When you fight, especially about a child, they will blame themselves and think they’ve done something wrong. This leads to feelings of guilt or depression. Attempt to keep your child out of the middle of arguments by discussing things when they aren’t present. Discuss things directly with the other parent instead of relaying information through the child.

3. Be supportive of the time your child spends with the other parent.

Encourage your child to enjoy time with the other parent and new, extended family (if the other parent has started a new relationship or remarried).

4. Limit negative things said about the other parent.

If you are saying derogatory things about the other parent, this forces a child to feel like they need to agree with you or take sides. Don’t blame the other parent.

5. Communicate honestly.

Children deserve to know the truth about why you are getting a divorce, but simplify it. Plan ahead and carefully relay information. If possible, tell the child together. Explain the upcoming changes with living arrangements, activities, school routine, etc.

6. Help your child express their feelings.

It is imperative to listen to your child. Encourage them to be honest and acknowledge their feelings. Talking about divorce may be an ongoing process. Let them know they have no fault in the divorce. It is normal for them to express feelings of anger, resentment, depression or anxiety. This should gradually fade over time.

7. Let them know everything is going to be okay.
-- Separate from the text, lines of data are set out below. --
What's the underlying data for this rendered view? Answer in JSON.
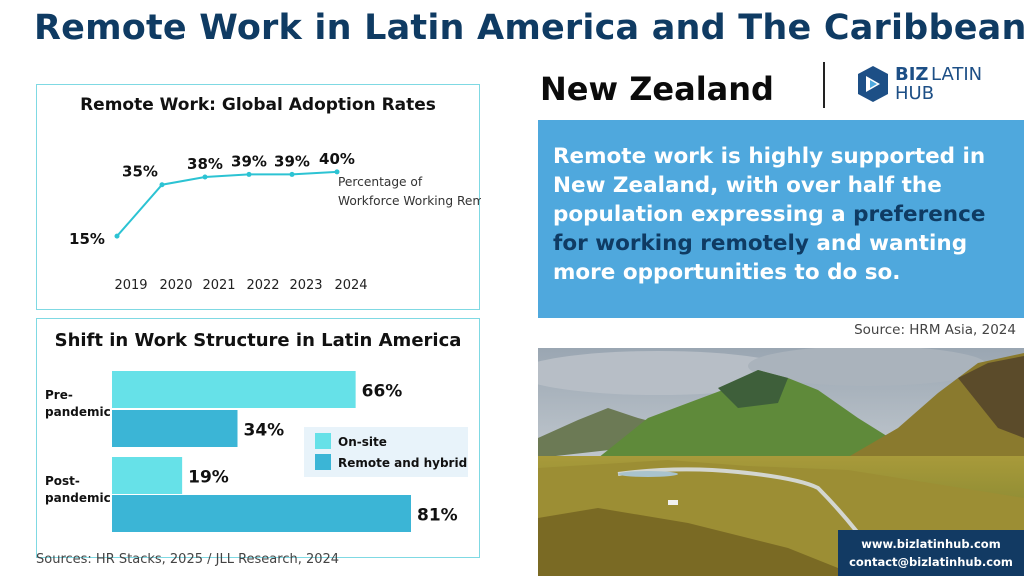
{
  "header": {
    "title": "Remote Work in Latin America and The Caribbean:",
    "country": "New Zealand",
    "logo_line1a": "BIZ",
    "logo_line1b": "LATIN",
    "logo_line2": "HUB"
  },
  "quote": {
    "part1": "Remote work is highly supported in New Zealand, with over half the population expressing a ",
    "highlight": "preference for working remotely",
    "part2": " and wanting more opportunities to do so."
  },
  "source_hrm": "Source: HRM Asia, 2024",
  "footer": {
    "sources": "Sources: HR Stacks, 2025 /  JLL Research, 2024"
  },
  "contact": {
    "website": "www.bizlatinhub.com",
    "email": "contact@bizlatinhub.com"
  },
  "colors": {
    "title_navy": "#0f3b63",
    "line_teal": "#2cc3d3",
    "onsite": "#66e1e8",
    "remote": "#3bb5d6",
    "quote_bg": "#4fa8dd"
  },
  "chart_data": [
    {
      "type": "line",
      "title": "Remote Work: Global Adoption Rates",
      "categories": [
        "2019",
        "2020",
        "2021",
        "2022",
        "2023",
        "2024"
      ],
      "series": [
        {
          "name": "Percentage of Workforce Working Remotely",
          "values": [
            15,
            35,
            38,
            39,
            39,
            40
          ],
          "labels": [
            "15%",
            "35%",
            "38%",
            "39%",
            "39%",
            "40%"
          ]
        }
      ],
      "ylim": [
        10,
        45
      ],
      "grid": false,
      "legend_position": "right"
    },
    {
      "type": "bar",
      "orientation": "horizontal",
      "title": "Shift in Work Structure in Latin America",
      "categories": [
        "Pre-\npandemic",
        "Post-\npandemic"
      ],
      "series": [
        {
          "name": "On-site",
          "values": [
            66,
            19
          ],
          "labels": [
            "66%",
            "19%"
          ]
        },
        {
          "name": "Remote and hybrid",
          "values": [
            34,
            81
          ],
          "labels": [
            "34%",
            "81%"
          ]
        }
      ],
      "xlim": [
        0,
        81
      ],
      "legend_position": "right"
    }
  ]
}
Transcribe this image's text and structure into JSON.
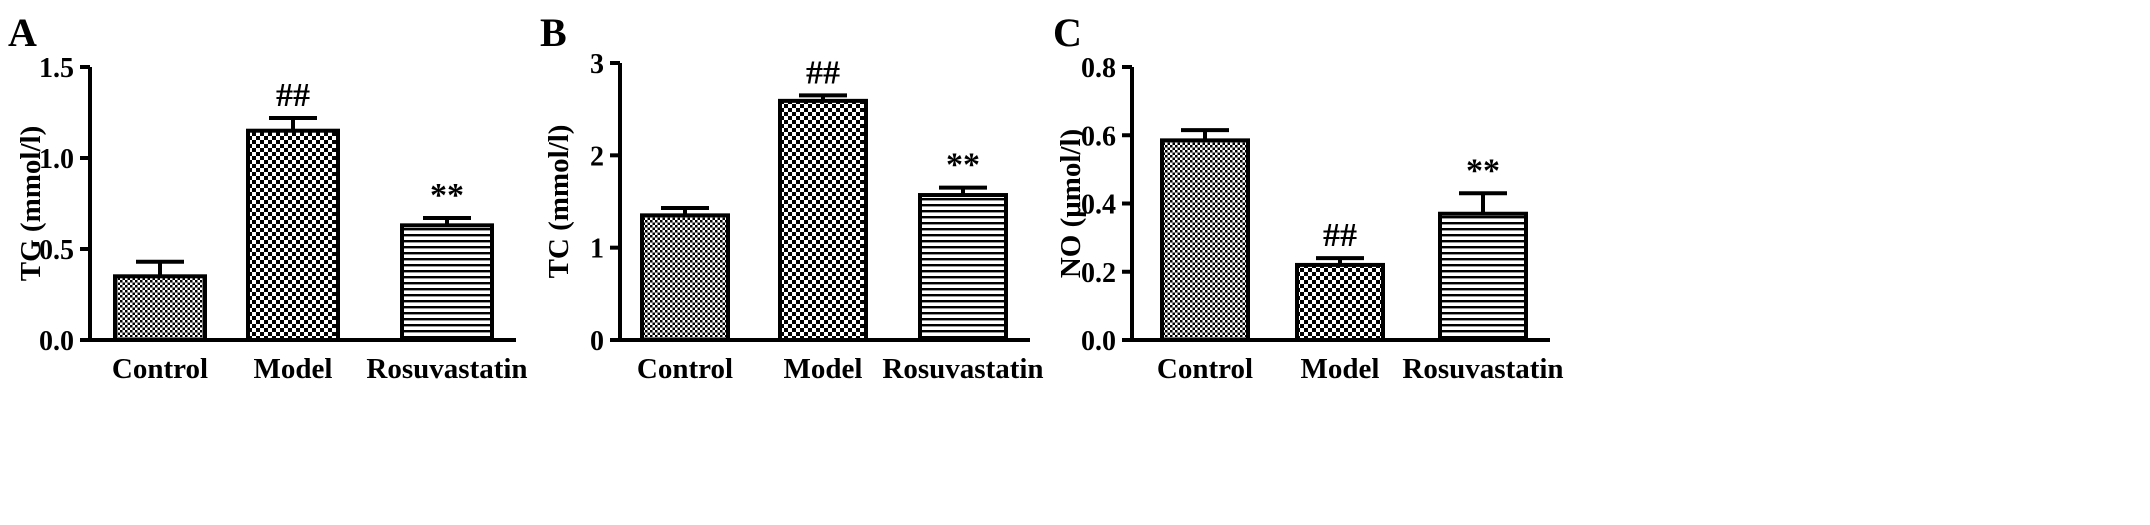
{
  "chart_data": [
    {
      "type": "bar",
      "panel_label": "A",
      "ylabel": "TG (mmol/l)",
      "categories": [
        "Control",
        "Model",
        "Rosuvastatin"
      ],
      "values": [
        0.35,
        1.15,
        0.63
      ],
      "errors": [
        0.08,
        0.07,
        0.04
      ],
      "annotations": [
        "",
        "##",
        "**"
      ],
      "patterns": [
        "fine-check",
        "coarse-check",
        "hstripe"
      ],
      "ylim": [
        0,
        1.5
      ],
      "yticks": [
        "0.0",
        "0.5",
        "1.0",
        "1.5"
      ],
      "ytick_values": [
        0,
        0.5,
        1.0,
        1.5
      ]
    },
    {
      "type": "bar",
      "panel_label": "B",
      "ylabel": "TC (mmol/l)",
      "categories": [
        "Control",
        "Model",
        "Rosuvastatin"
      ],
      "values": [
        1.35,
        2.59,
        1.57
      ],
      "errors": [
        0.08,
        0.06,
        0.08
      ],
      "annotations": [
        "",
        "##",
        "**"
      ],
      "patterns": [
        "fine-check",
        "coarse-check",
        "hstripe"
      ],
      "ylim": [
        0,
        3
      ],
      "yticks": [
        "0",
        "1",
        "2",
        "3"
      ],
      "ytick_values": [
        0,
        1,
        2,
        3
      ]
    },
    {
      "type": "bar",
      "panel_label": "C",
      "ylabel": "NO (μmol/l)",
      "categories": [
        "Control",
        "Model",
        "Rosuvastatin"
      ],
      "values": [
        0.585,
        0.22,
        0.37
      ],
      "errors": [
        0.03,
        0.02,
        0.06
      ],
      "annotations": [
        "",
        "##",
        "**"
      ],
      "patterns": [
        "fine-check",
        "coarse-check",
        "hstripe"
      ],
      "ylim": [
        0,
        0.8
      ],
      "yticks": [
        "0.0",
        "0.2",
        "0.4",
        "0.6",
        "0.8"
      ],
      "ytick_values": [
        0,
        0.2,
        0.4,
        0.6,
        0.8
      ]
    }
  ],
  "colors": {
    "ink": "#000000",
    "background": "#ffffff"
  }
}
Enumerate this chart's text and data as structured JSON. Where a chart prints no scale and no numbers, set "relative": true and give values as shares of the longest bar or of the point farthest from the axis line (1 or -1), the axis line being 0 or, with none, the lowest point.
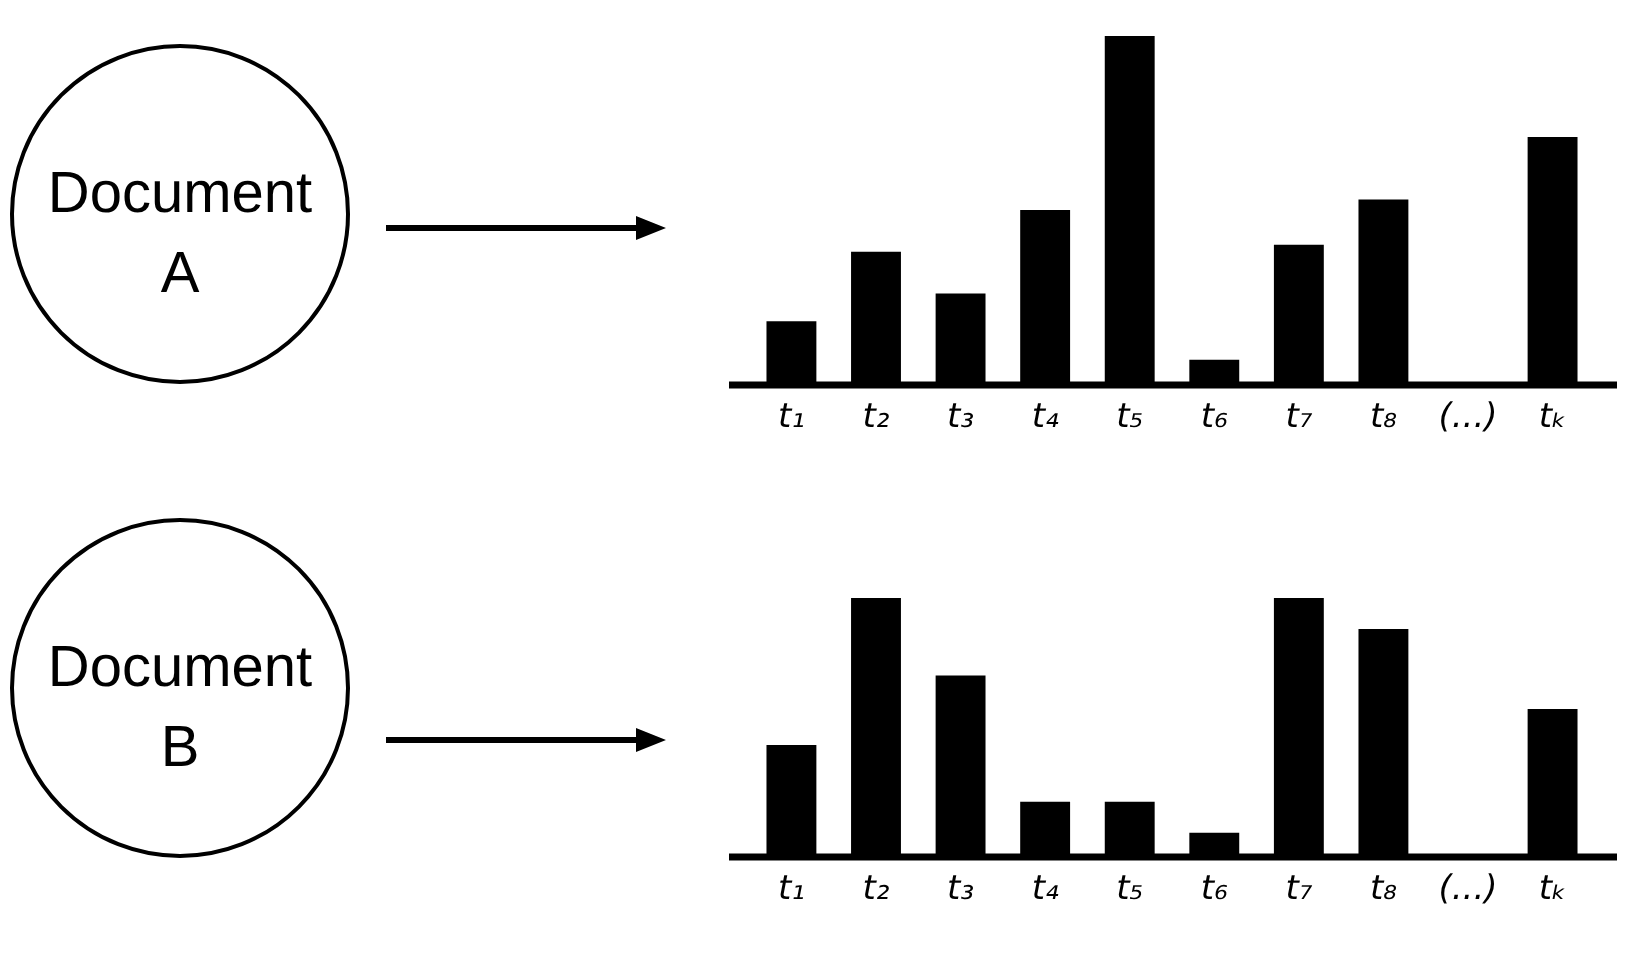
{
  "chart_data": [
    {
      "type": "bar",
      "annotations": [
        "Document A"
      ],
      "categories": [
        "t₁",
        "t₂",
        "t₃",
        "t₄",
        "t₅",
        "t₆",
        "t₇",
        "t₈",
        "(...)",
        "tₖ"
      ],
      "values": [
        0.18,
        0.38,
        0.26,
        0.5,
        1,
        0.07,
        0.4,
        0.53,
        null,
        0.71
      ],
      "color": "#000000",
      "relative": true
    },
    {
      "type": "bar",
      "annotations": [
        "Document B"
      ],
      "categories": [
        "t₁",
        "t₂",
        "t₃",
        "t₄",
        "t₅",
        "t₆",
        "t₇",
        "t₈",
        "(...)",
        "tₖ"
      ],
      "values": [
        0.43,
        1,
        0.7,
        0.21,
        0.21,
        0.09,
        1,
        0.88,
        null,
        0.57
      ],
      "color": "#000000",
      "relative": true
    }
  ]
}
Change is hard. Reassure them that even though there will be some alterations in their schedules and daily routines, it will be possible to adapt and settle into a new normal. Teaching mindfulness can even create a new bond between you.

8. Keep routines intact.

Establish consistency and structure. This allows your child a sense of peace and stability when other aspects of their life are changing. However, don’t let them break the rules or become lax with chores/responsibilities.

9. Take care of yourself.

Take time for your own self-care. Find productive ways to cope with your circumstances by exercising, eating healthy, keeping in touch with friends or writing in a journal. You can even join a support group.

10. Consider counseling.

If your child is overwhelmed by the divorce, seek professional help. A counselor or therapist can provide reassurance for you and your child, and establish a framework for healing and hope for the future.